Sustenta a recorrente que tal constitui, in casu, um vício processual, à luz do que dispõe o art.º 195.º do CPC.
A questão da qualificação da falta de contraditório prévio à decisão, vulgarmente referida por decisão-surpresa, tem sido objeto de amplo debate judicial, sendo um dos tópicos principais de discussão a sua qualificação como nulidade processual ou da sentença (a propósito, com citação de abundante jurisprudência, veja-se Ramos de Faria e Lemos Jorge – As outras nulidades da sentença cível, Revista Julgar Digital – https://julgar.pt/as-outras-nulidades-da-sentenca-civel/).
No caso, importa começar por contextualizar a forma processual em que a decisão foi proferida, o momento da decisão e a sua tipologia.
A decisão em causa foi proferida em sede de embargos de terceiro, na dependência de execução comum, na fase inicial dos embargos, isto é, antes da realização de qualquer contraditório à exequente.
De acordo com o disposto no art.º 345.º do Código de Processo Civil (CPC), este processo, instaurado na dependência de uma execução e quando um ato judicialmente ordenado, ou autorizado, ofenda qualquer direito incompatível, inicia-se por uma fase introdutória, na qual o tribunal realizará as diligências probatórias que tiver por necessárias, findo a qual decidirá sobre a admissão ou rejeição da oposição apresentada.
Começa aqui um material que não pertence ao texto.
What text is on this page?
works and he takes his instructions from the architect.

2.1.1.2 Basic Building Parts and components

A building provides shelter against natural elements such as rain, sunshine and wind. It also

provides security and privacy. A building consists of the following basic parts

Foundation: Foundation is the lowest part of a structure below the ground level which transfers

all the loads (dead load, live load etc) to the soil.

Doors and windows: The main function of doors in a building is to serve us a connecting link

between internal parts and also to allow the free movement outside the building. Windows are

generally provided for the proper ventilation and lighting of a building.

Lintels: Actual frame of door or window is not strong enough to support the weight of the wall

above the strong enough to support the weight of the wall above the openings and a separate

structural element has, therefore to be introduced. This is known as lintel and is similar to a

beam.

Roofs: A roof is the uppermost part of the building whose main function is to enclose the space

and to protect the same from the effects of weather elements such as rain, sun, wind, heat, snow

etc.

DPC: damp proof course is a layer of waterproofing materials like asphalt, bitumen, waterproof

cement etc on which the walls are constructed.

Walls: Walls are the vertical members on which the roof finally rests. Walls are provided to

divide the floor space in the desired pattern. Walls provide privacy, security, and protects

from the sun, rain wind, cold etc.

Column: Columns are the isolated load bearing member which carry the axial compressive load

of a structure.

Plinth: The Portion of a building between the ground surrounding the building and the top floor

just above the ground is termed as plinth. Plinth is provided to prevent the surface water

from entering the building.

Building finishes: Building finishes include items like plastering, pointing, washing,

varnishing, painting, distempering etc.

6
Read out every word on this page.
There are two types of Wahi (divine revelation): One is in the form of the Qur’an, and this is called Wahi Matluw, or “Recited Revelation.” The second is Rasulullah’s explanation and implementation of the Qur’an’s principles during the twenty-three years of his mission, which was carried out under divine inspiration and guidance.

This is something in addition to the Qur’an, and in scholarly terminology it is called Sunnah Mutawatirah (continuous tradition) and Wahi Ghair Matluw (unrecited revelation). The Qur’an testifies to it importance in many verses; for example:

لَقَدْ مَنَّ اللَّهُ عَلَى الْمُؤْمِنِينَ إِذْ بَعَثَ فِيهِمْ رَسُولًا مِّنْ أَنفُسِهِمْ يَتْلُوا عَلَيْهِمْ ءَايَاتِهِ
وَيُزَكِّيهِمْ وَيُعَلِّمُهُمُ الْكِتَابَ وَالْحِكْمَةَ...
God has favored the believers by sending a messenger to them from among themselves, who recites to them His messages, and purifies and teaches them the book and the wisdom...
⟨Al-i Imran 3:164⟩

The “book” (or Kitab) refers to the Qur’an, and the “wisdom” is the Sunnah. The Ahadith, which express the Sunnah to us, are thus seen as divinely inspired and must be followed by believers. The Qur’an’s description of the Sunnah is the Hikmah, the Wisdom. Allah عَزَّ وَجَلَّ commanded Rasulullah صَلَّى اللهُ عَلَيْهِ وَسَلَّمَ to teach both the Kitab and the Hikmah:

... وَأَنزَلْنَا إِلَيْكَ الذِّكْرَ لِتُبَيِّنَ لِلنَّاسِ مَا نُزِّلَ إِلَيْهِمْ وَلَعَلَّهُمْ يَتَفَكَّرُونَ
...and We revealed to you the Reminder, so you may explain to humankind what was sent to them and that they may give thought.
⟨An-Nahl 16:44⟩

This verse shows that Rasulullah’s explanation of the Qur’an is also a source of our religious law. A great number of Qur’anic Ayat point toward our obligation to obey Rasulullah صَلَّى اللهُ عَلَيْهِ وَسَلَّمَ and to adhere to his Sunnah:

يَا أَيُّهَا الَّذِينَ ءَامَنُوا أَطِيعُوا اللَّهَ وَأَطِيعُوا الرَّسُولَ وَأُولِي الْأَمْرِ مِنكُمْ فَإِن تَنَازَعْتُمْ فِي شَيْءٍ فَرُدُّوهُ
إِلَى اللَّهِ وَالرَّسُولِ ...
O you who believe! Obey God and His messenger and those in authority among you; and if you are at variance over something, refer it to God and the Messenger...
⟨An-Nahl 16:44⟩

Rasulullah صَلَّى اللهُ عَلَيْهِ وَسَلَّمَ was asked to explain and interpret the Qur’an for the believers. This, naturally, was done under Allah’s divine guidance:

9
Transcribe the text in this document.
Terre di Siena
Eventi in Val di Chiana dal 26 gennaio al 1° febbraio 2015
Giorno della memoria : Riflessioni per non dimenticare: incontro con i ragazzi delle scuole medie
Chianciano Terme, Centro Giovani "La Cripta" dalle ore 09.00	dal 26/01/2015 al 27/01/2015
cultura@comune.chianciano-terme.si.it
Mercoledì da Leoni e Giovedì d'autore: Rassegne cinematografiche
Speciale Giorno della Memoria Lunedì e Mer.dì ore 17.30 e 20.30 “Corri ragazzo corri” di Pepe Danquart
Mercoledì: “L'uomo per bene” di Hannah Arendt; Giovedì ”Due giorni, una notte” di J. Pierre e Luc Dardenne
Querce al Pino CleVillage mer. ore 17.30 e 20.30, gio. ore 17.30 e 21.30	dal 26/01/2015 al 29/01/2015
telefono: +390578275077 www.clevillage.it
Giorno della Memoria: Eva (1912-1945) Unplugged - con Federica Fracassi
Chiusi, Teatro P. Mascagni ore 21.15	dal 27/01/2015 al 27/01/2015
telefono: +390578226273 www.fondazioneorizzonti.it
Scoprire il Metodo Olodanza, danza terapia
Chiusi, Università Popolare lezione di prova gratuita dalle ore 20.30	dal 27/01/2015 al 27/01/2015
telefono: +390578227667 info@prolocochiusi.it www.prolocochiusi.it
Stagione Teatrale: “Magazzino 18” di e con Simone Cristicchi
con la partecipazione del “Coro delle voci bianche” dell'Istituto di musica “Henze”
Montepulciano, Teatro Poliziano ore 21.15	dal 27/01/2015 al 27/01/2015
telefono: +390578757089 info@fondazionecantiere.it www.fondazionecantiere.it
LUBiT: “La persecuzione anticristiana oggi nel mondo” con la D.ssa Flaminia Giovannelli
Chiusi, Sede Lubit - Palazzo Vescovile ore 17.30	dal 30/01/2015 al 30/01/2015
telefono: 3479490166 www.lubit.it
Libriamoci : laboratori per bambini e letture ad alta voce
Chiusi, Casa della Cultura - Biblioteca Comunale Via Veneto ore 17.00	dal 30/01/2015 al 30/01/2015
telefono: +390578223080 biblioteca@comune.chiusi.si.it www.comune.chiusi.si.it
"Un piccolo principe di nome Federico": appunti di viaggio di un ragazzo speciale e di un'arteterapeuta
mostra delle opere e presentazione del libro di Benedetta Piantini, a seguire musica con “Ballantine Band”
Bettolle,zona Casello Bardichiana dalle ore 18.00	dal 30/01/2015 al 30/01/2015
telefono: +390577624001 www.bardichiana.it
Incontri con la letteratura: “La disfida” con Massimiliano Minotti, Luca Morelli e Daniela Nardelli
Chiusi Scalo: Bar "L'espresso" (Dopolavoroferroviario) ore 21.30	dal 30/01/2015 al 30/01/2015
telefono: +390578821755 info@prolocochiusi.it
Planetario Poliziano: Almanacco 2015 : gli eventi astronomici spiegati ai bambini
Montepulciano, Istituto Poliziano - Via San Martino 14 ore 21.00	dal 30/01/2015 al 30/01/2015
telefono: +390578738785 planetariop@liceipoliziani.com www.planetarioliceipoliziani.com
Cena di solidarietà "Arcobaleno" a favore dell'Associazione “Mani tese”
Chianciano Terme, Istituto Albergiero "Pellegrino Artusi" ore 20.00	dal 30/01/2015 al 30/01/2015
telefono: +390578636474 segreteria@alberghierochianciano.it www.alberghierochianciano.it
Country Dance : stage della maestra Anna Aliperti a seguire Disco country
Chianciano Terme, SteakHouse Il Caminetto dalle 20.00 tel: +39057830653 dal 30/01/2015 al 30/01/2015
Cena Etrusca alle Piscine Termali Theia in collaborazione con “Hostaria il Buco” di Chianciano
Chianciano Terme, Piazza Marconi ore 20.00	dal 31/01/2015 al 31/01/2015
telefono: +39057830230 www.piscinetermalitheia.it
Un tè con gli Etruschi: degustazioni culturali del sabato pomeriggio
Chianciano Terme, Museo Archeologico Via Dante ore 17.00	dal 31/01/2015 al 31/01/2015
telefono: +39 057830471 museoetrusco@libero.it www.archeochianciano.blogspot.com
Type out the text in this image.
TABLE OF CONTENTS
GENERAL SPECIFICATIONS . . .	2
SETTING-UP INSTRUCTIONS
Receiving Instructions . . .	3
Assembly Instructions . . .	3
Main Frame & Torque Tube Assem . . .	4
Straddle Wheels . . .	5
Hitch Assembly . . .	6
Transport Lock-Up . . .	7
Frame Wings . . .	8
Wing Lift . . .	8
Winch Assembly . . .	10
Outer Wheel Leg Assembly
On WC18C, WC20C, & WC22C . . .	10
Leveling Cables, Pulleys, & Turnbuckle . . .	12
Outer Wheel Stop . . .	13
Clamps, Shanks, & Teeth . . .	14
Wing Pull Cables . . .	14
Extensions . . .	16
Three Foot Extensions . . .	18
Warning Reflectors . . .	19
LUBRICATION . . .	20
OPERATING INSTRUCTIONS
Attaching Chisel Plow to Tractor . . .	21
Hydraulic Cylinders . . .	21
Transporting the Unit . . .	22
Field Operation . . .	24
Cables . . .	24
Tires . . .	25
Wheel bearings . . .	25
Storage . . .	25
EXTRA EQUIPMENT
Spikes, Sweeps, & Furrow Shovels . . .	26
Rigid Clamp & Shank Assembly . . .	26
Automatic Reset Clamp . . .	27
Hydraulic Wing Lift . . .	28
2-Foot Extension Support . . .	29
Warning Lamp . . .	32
Esta especialidade processual cessa no momento do recebimento, caso este ocorra, seguindo-se os subsequentes termos do processo comum (art.º 348.º), ficando suspensas as diligências executivas quanto aos bens em causa até ao seu termo (art.º 347.º).
A rejeição dos embargos, por seu lado, não produz efeitos de caso julgado material, permitindo a discussão da titularidade do direito em processo autónomo – art.º 346.º.
Neste quadro processual, a primeira questão a colocar é a de saber se a decisão proferida deve ser olhada como uma rejeição dos embargos, em sentido próprio.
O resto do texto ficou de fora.